If a person has a stroke and 911 is called, the ambulance must get them to a stroke center at the earliest opportunity, Katzan said, where there has to be procedures in place in the hospital to examine them rapidly. She said tPA can’t be utilized in hemorrhaging strokes or in people taking blood-thinning drugs, with high blood pressure or excessive blood sugar (glucose) levels. Also, there are state necessitates that direct emergency medical services to take patients with acute strokes on the closest stroke center.

“Then the patient would fly through the emergency room, get evaluated with a CAT scan and have blood work within minutes, and if they are a candidate, the intravenous tPA is started,” Katzan said.

For this purpose to occur, “everything has to be working correctly,” she explained.

Once the drug is administered in the right individual, it can certainly work wonders. “Ideally, the person’s stroke symptoms are minimal to none three months after the stroke,” Katzan said.

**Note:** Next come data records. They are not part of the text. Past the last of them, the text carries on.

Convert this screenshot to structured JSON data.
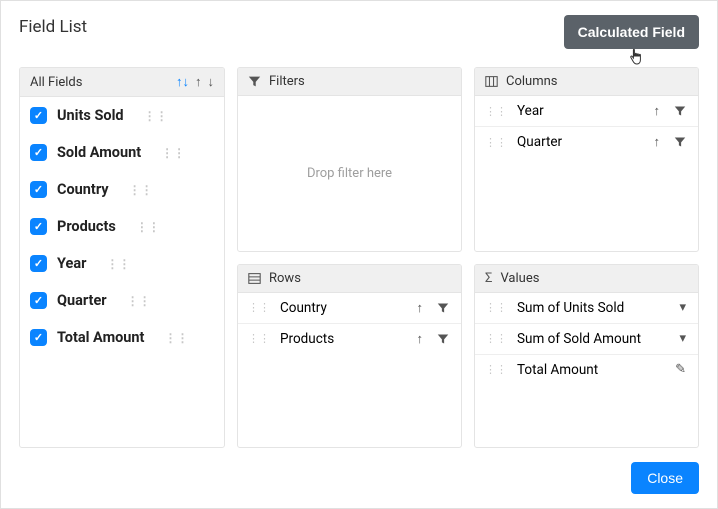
{
  "title": "Field List",
  "calculated_field_label": "Calculated Field",
  "close_label": "Close",
  "all_fields": {
    "header": "All Fields",
    "items": [
      {
        "label": "Units Sold"
      },
      {
        "label": "Sold Amount"
      },
      {
        "label": "Country"
      },
      {
        "label": "Products"
      },
      {
        "label": "Year"
      },
      {
        "label": "Quarter"
      },
      {
        "label": "Total Amount"
      }
    ]
  },
  "filters": {
    "header": "Filters",
    "drop_hint": "Drop filter here"
  },
  "columns": {
    "header": "Columns",
    "items": [
      {
        "label": "Year"
      },
      {
        "label": "Quarter"
      }
    ]
  },
  "rows": {
    "header": "Rows",
    "items": [
      {
        "label": "Country"
      },
      {
        "label": "Products"
      }
    ]
  },
  "values": {
    "header": "Values",
    "items": [
      {
        "label": "Sum of Units Sold",
        "action": "dropdown"
      },
      {
        "label": "Sum of Sold Amount",
        "action": "dropdown"
      },
      {
        "label": "Total Amount",
        "action": "edit"
      }
    ]
  }
}
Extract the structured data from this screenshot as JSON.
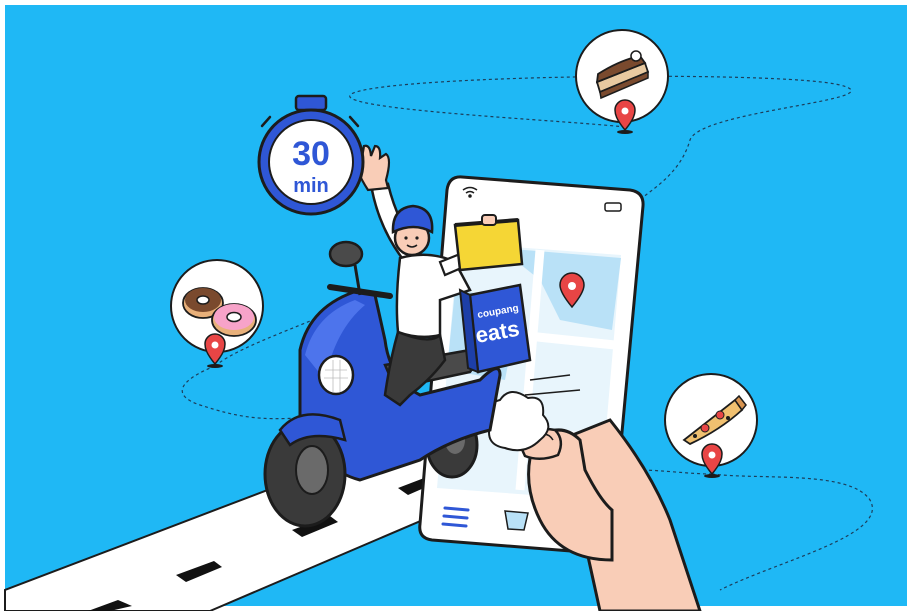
{
  "colors": {
    "background": "#1fb8f5",
    "frame": "#ffffff",
    "outline": "#1c1c1c",
    "scooter_blue": "#2f57d6",
    "pin_red": "#e84545",
    "map_water": "#b9e1f7",
    "box_yellow": "#f5d635",
    "skin": "#f9cdb7"
  },
  "timer": {
    "number": "30",
    "unit": "min"
  },
  "delivery_box": {
    "brand_small": "coupang",
    "brand_large": "eats"
  },
  "icons": [
    "stopwatch-icon",
    "cake-slice-icon",
    "donuts-icon",
    "pizza-slice-icon",
    "location-pin-icon",
    "wifi-icon",
    "battery-icon",
    "menu-icon",
    "basket-icon"
  ]
}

Yoga may help improve stability for older stroke patients

A new and recent study on the benefits of yoga for stroke survivors. I am a big advocate of yoga for anyone that is able to do it. I know that it has made a tremendous difference in my life. It is a great practice for the mind, body and soul.

What I love also about yoga is the non-competitive nature of yoga. Yoga is about acceptance. Where you’re at is perfect, what you are doing is perfect just accept it and be with it. This type of mentality is reassuring in athletic endeavors and can also be of benefit in life.

Anyways, on to the study.

Yoga is recognized for increasing strength and flexibility, however it can also be great for increasing the balance of older stroke patients.

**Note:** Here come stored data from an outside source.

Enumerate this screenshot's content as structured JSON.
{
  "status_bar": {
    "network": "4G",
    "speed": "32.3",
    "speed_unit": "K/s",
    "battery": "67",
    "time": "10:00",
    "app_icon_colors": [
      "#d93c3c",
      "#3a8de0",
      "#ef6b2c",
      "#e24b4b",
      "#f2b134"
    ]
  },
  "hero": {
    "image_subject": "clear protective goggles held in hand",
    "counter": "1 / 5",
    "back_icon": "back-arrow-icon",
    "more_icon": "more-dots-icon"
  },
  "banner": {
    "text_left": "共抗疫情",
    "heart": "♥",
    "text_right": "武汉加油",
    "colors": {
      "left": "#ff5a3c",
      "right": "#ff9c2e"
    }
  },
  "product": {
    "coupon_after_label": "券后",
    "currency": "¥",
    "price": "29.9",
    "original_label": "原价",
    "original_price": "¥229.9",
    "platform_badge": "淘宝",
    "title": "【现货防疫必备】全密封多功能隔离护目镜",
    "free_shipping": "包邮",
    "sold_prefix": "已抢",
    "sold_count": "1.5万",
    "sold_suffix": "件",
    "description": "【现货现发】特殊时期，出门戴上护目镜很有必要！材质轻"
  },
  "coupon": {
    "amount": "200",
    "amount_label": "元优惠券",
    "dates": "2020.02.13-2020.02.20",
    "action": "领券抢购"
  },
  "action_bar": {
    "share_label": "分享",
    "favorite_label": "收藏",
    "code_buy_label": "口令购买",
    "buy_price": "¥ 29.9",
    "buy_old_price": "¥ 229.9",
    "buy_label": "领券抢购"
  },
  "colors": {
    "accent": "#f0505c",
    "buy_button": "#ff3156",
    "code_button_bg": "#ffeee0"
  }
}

Sustaining good balance is crucial as people age, given that falls can result in fractured and broken bones. Stroke victims can experience a much greater decrease in balance if a single side of the body is stronger than the other, placing them at increased risk for falling.

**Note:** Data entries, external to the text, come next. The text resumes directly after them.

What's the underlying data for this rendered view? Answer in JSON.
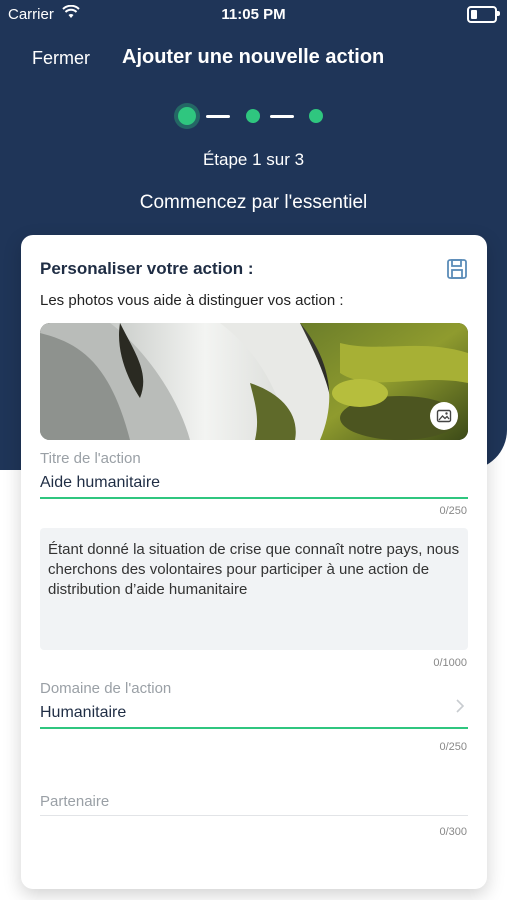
{
  "status_bar": {
    "carrier": "Carrier",
    "time": "11:05 PM"
  },
  "header": {
    "close_label": "Fermer",
    "title": "Ajouter une nouvelle action",
    "step_text": "Étape 1 sur 3",
    "subtitle": "Commencez par l'essentiel"
  },
  "colors": {
    "primary": "#1f3558",
    "accent": "#2fc67f"
  },
  "card": {
    "title": "Personaliser votre action :",
    "photo_label": "Les photos vous aide à distinguer vos action :",
    "fields": {
      "titre": {
        "label": "Titre de l'action",
        "value": "Aide humanitaire",
        "counter": "0/250"
      },
      "description": {
        "value": "Étant donné la situation de crise que connaît notre pays, nous cherchons des volontaires pour participer à une action de distribution d’aide humanitaire",
        "counter": "0/1000"
      },
      "domaine": {
        "label": "Domaine de l'action",
        "value": "Humanitaire",
        "counter": "0/250"
      },
      "partenaire": {
        "placeholder": "Partenaire",
        "counter": "0/300"
      }
    }
  },
  "icons": {
    "save": "floppy-disk-icon",
    "photo_change": "image-edit-icon",
    "chevron": "chevron-right-icon",
    "wifi": "wifi-icon",
    "battery": "battery-icon"
  }
}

The research involved 20 veterans (19 men and another woman), average age 66, who had had a stroke. They took part in twice-weekly yoga exercise sessions taught by a yoga therapist who modified the moves. Participants did poses first whilst sitting down in chairs, gradually progressing to doing poses from the floor and while standing.

The participants improved their stability on a couple of balance measures by a typical 17% and 34%. At the beginning of the research the test subjects averaged a score of forty on the Berg Balance Scale, but towards the end they scored an average 47; a score of 46 or below indicates a danger for falling. Endurance increased as well.

“It also was interesting to see how much the men liked it,” said head investigator Arlene Schmid inside a news release. Schmid, a rehabilitation research scientist at the Richard L. Roudebush VA Medical Center in Indianapolis, included that lots of of the contributors wanted to carry on practicing yoga once the study ended.

The research was displayed at the American College of Sports Medicine’s annual meeting this week in Denver.